He said he had expected cell phone exposure to increase the effects of dementia.

“Quite to the contrary, those mice were protected if the cell phone exposure was stared in early adulthood. Or if the cellphone exposure was started after they were already memory- impaired, it reversed that impairment,” Arendash said in a telephone interview.

Arendash’s team exposed the mice to electromagnetic waves equivalent to those emitted by a cellphone pressed against a human head for two hours daily over seven to nine months.

At the end of that time, they found cellphone exposure erased a build-up of beta amyloid, a protein that serves as a hallmark of Alzheimer’s disease.

The Alzheimer’s mice showed improvement and had reversal of their brain pathology, he said.

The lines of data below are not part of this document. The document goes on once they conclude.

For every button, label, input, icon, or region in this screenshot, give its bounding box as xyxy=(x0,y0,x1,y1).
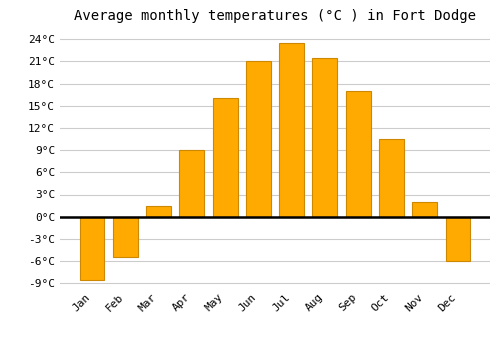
Bar xyxy=(346,91,370,217)
Bar xyxy=(180,150,204,217)
Bar xyxy=(80,217,104,280)
Bar xyxy=(246,61,271,217)
Bar xyxy=(279,43,304,217)
Title: Average monthly temperatures (°C ) in Fort Dodge: Average monthly temperatures (°C ) in Fo… xyxy=(74,9,476,23)
Bar xyxy=(412,202,437,217)
Bar xyxy=(379,139,404,217)
Bar xyxy=(312,58,338,217)
Bar xyxy=(212,98,238,217)
Bar xyxy=(446,217,470,261)
Bar xyxy=(146,205,171,217)
Bar xyxy=(113,217,138,257)
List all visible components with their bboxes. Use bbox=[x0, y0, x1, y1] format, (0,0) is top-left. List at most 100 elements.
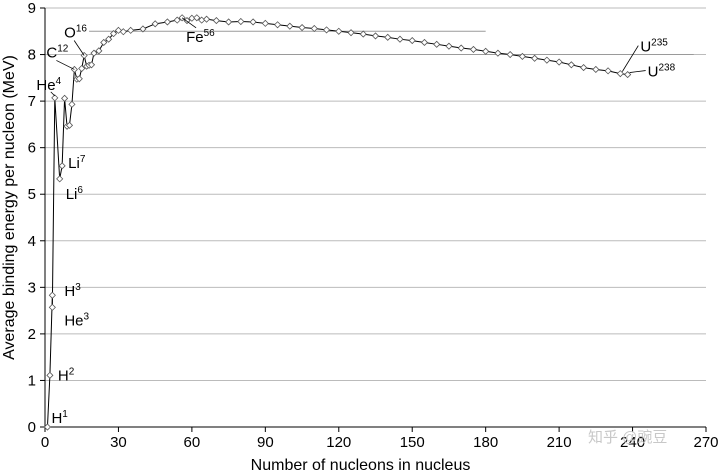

“It (the electromagnetic wave) prevents the aggregation of that bad protein of the brain,” Arendash said. “The findings are intriguing to us because they open up a whole new field in neuroscience, we believe, which is the long-term effects of electromagnetic fields on memory.”

Arendash said his team was modifying the experiment to see if they could produce faster results and begin testing humans.

Despite decades of research, there are few effective treatments and no cure for Alzheimer’s, the most common form of dementia. Many treatments that have shown promise in mice have had little effect on humans.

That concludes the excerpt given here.